A jednak. Szef KSW zaczął mówić o przyszłości Pudzianowskiego. Jasny sygnał
Lewandowski miał okazję rozmawiać z "Kanałem Sportowym", gdzie przy okazji wziął udział w szybkich pytaniach. Jedno z nich dotyczyło oczywiście "Dominatora". - Mariusz Pudzianowski mnie zawiódł. Trudno mi wyobrazić sobie dalszą współpracę - wyszedł z tezą pracownik "KS". Tutaj Lewandowski od razu zaprzeczył.
- Zawiódł mnie, ale nietrudno mi sobie wyobrazić dalszą współpracę - wypalił od razu.
Nie jest tajemnicą, że nazwisko Pudzianowskiego pomimo upływu lat przyciągało olbrzymią widownię, za co zresztą był sowicie wynagradzany. Na przestrzeni całej swojej kariery w KSW, Pudzianowski zarobił olbrzymie pieniądze.
Już podczas ostatniego spotkania Martina Lewandowskiego z byłem strongmanem, szef KSW jasno dawał do zrozumienia, że przyszłość Pudzianowskiego leży przede wszystkim w jego rękach i musi poukładać sobie pewne sprawy.
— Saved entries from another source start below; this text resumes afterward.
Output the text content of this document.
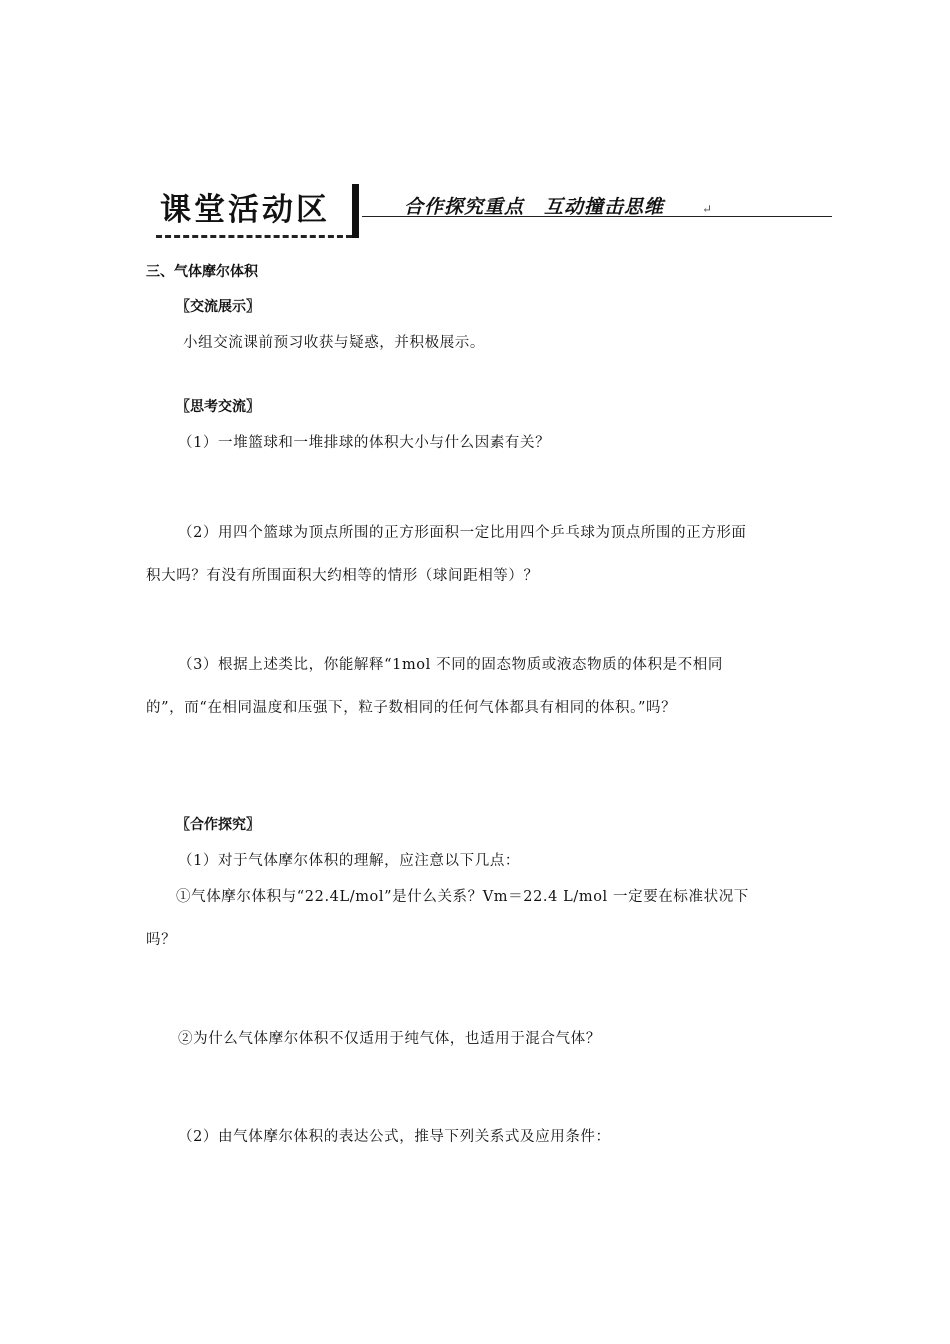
课堂活动区	合作探究重点　互动撞击思维	↵
三、气体摩尔体积
〖交流展示〗
小组交流课前预习收获与疑惑，并积极展示。
〖思考交流〗
（1）一堆篮球和一堆排球的体积大小与什么因素有关？
（2）用四个篮球为顶点所围的正方形面积一定比用四个乒乓球为顶点所围的正方形面
积大吗？有没有所围面积大约相等的情形（球间距相等）？
（3）根据上述类比，你能解释“1mol 不同的固态物质或液态物质的体积是不相同
的”，而“在相同温度和压强下，粒子数相同的任何气体都具有相同的体积。”吗？
〖合作探究〗
（1）对于气体摩尔体积的理解，应注意以下几点：
①气体摩尔体积与“22.4L/mol”是什么关系？Vm＝22.4 L/mol 一定要在标准状况下
吗？
②为什么气体摩尔体积不仅适用于纯气体，也适用于混合气体？
（2）由气体摩尔体积的表达公式，推导下列关系式及应用条件：
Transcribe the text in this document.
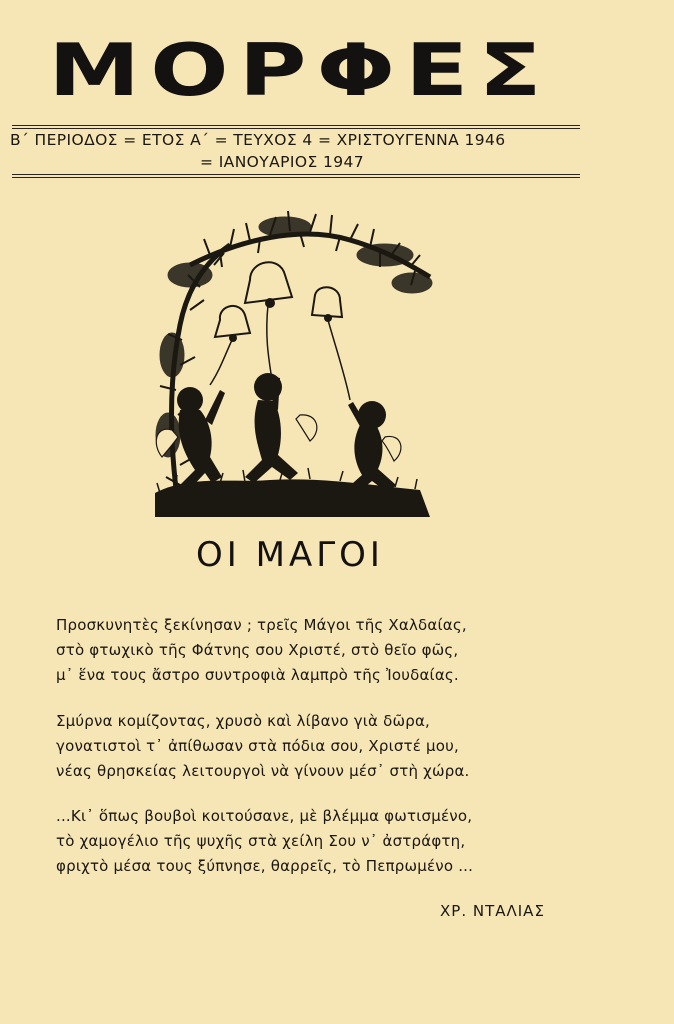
ΜΟΡΦΕΣ
Β΄ ΠΕΡΙΟΔΟΣ = ΕΤΟΣ Α΄ = ΤΕΥΧΟΣ 4 = ΧΡΙΣΤΟΥΓΕΝΝΑ 1946
= ΙΑΝΟΥΑΡΙΟΣ 1947
ΟΙ ΜΑΓΟΙ
Προσκυνητὲς ξεκίνησαν ; τρεῖς Μάγοι τῆς Χαλδαίας,
στὸ φτωχικὸ τῆς Φάτνης σου Χριστέ, στὸ θεῖο φῶς,
μ᾿ ἕνα τους ἄστρο συντροφιὰ λαμπρὸ τῆς Ἰουδαίας.
Σμύρνα κομίζοντας, χρυσὸ καὶ λίβανο γιὰ δῶρα,
γονατιστοὶ τ᾿ ἀπίθωσαν στὰ πόδια σου, Χριστέ μου,
νέας θρησκείας λειτουργοὶ νὰ γίνουν μέσ᾿ στὴ χώρα.
...Κι᾿ ὅπως βουβοὶ κοιτούσανε, μὲ βλέμμα φωτισμένο,
τὸ χαμογέλιο τῆς ψυχῆς στὰ χείλη Σου ν᾿ ἀστράφτη,
φριχτὸ μέσα τους ξύπνησε, θαρρεῖς, τὸ Πεπρωμένο ...
ΧΡ. ΝΤΑΛΙΑΣ
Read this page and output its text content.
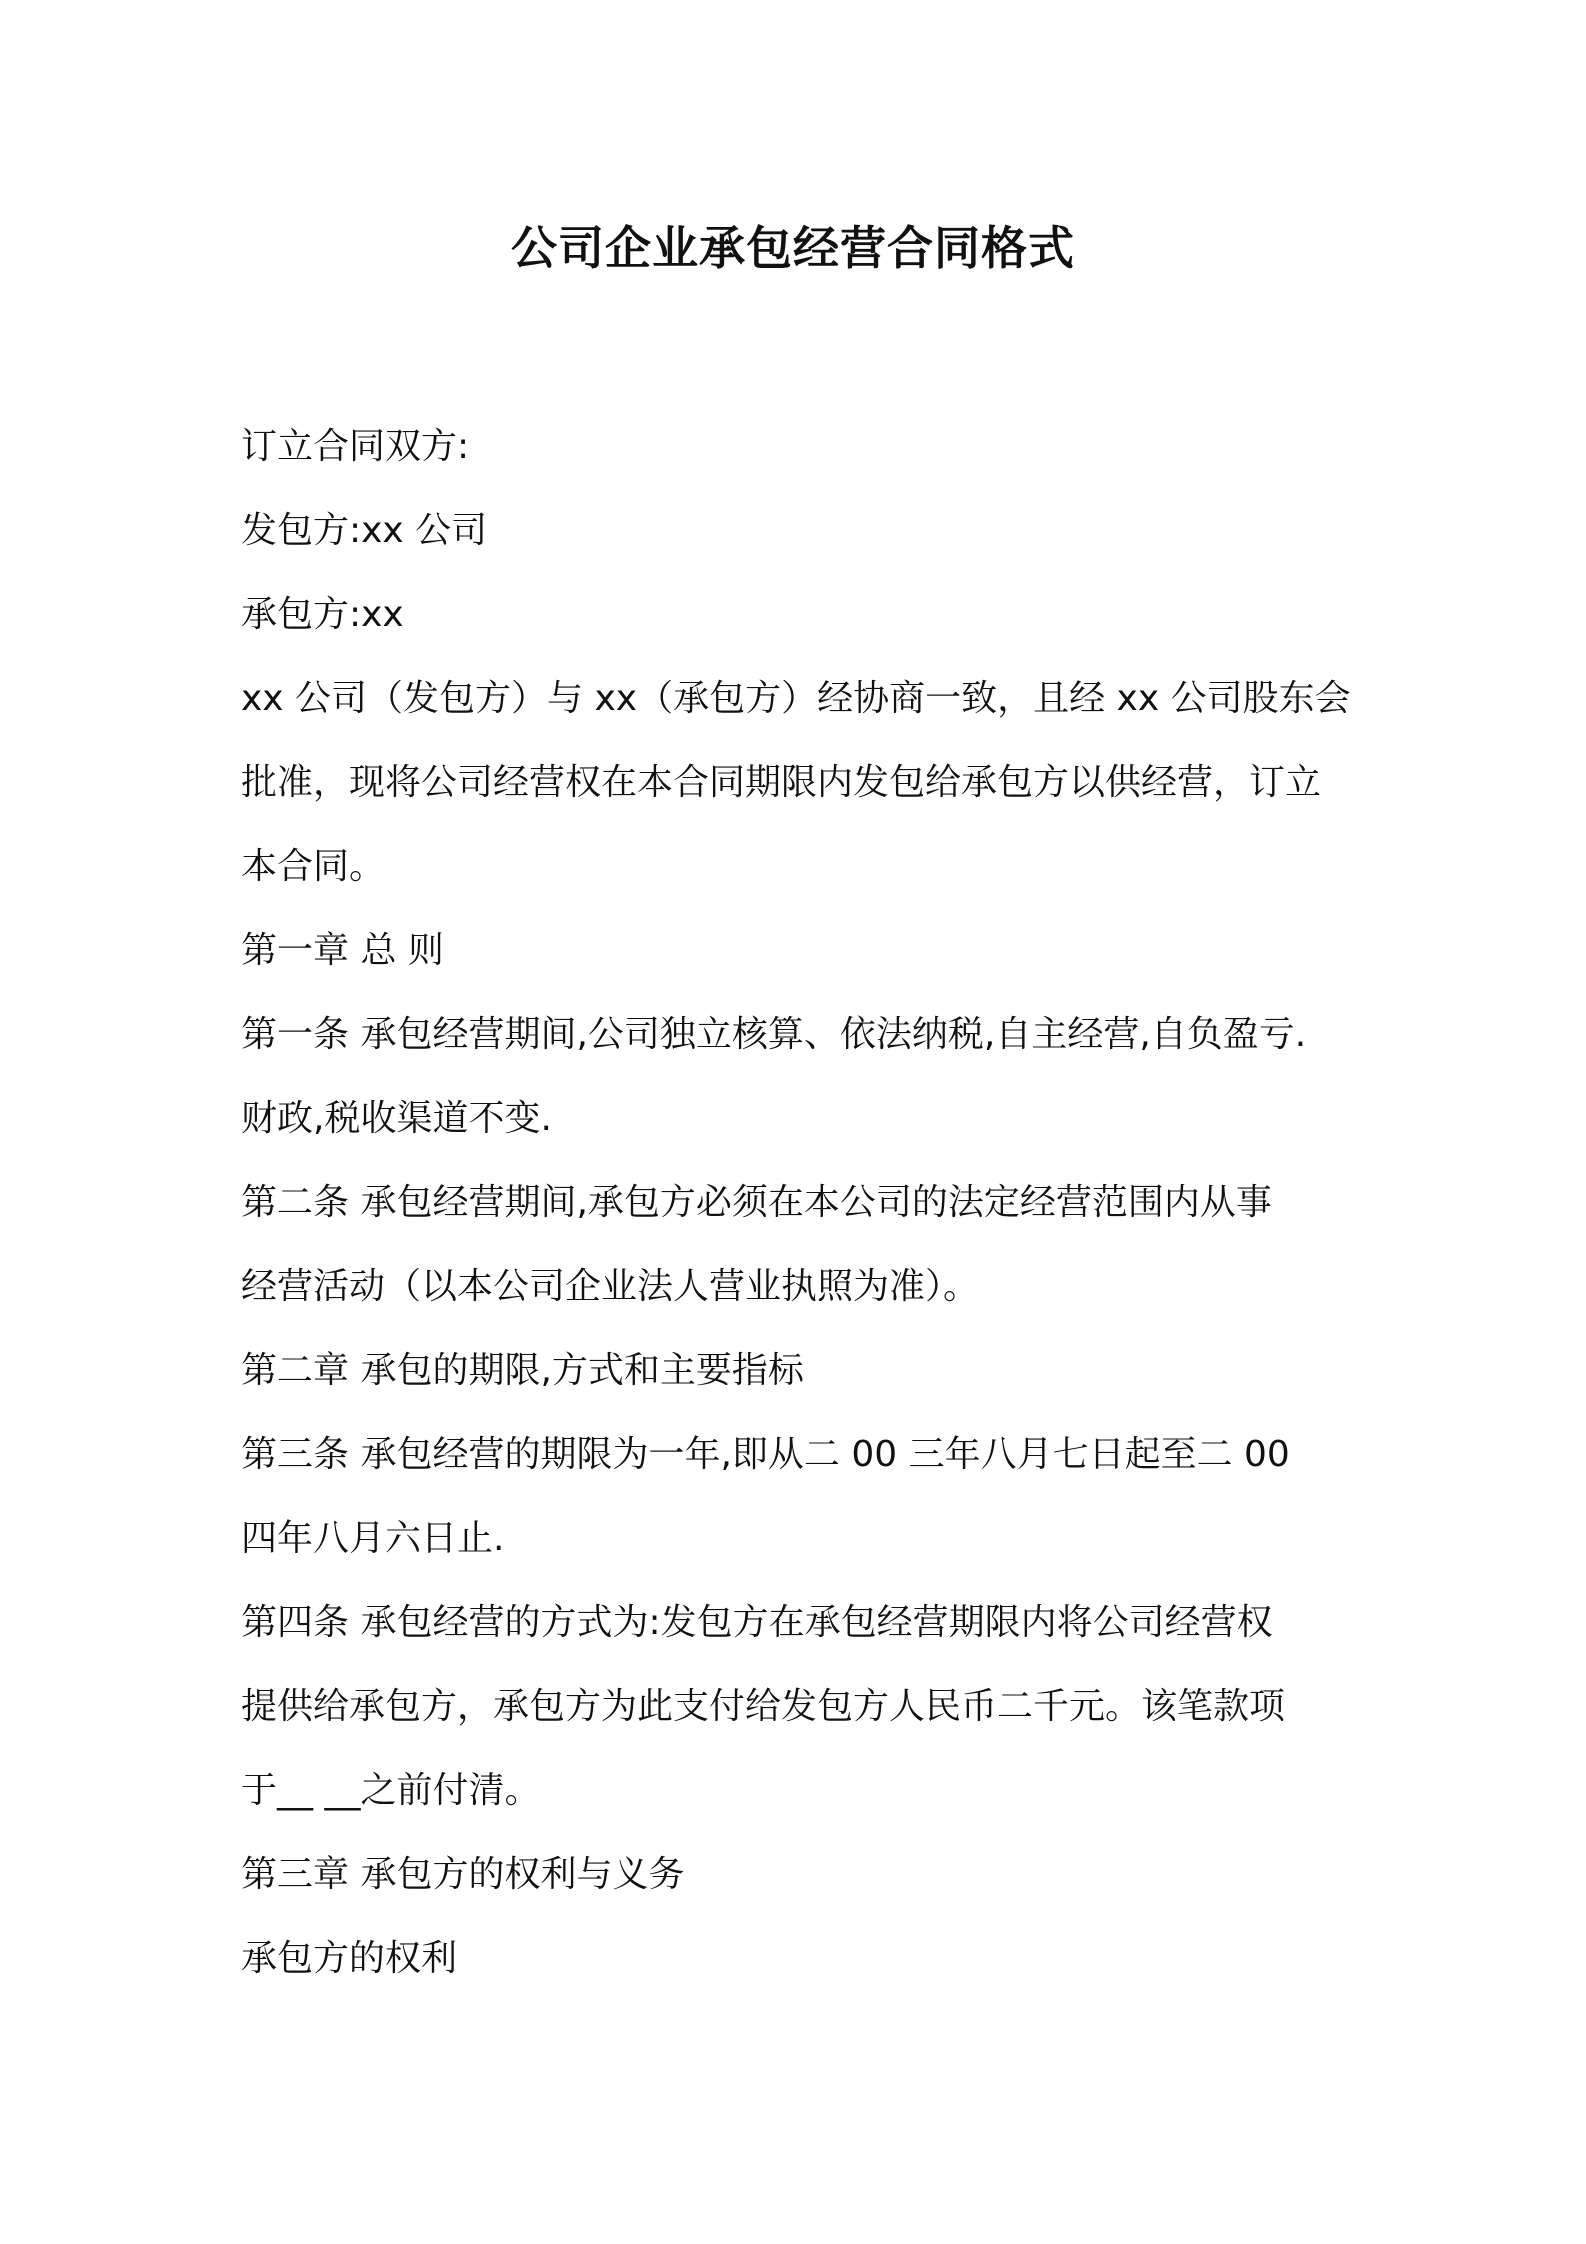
公司企业承包经营合同格式
订立合同双方:
发包方:xx 公司
承包方:xx
xx 公司（发包方）与 xx（承包方）经协商一致，且经 xx 公司股东会
批准，现将公司经营权在本合同期限内发包给承包方以供经营，订立
本合同。
第一章 总 则
第一条 承包经营期间,公司独立核算、依法纳税,自主经营,自负盈亏.
财政,税收渠道不变.
第二条 承包经营期间,承包方必须在本公司的法定经营范围内从事
经营活动（以本公司企业法人营业执照为准）。
第二章 承包的期限,方式和主要指标
第三条 承包经营的期限为一年,即从二 00 三年八月七日起至二 00
四年八月六日止.
第四条 承包经营的方式为:发包方在承包经营期限内将公司经营权
提供给承包方，承包方为此支付给发包方人民币二千元。该笔款项
于__ __之前付清。
第三章 承包方的权利与义务
承包方的权利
Słowa wypowiedziane w "Kanale Sportowym" z kolei pokazują, że nawet błyskawiczna porażka z Hallem nie jest w stanie przekreślić szans "Pudziana" na kolejną walkę w KSW i z pewnością zejście z wymagań finansowych szybko załatwiłoby sprawę. Nieoficjalnie mówi się bowiem o tym, że za ostatnią walkę Pudzianowski zarobił ok. 2 mln złotych.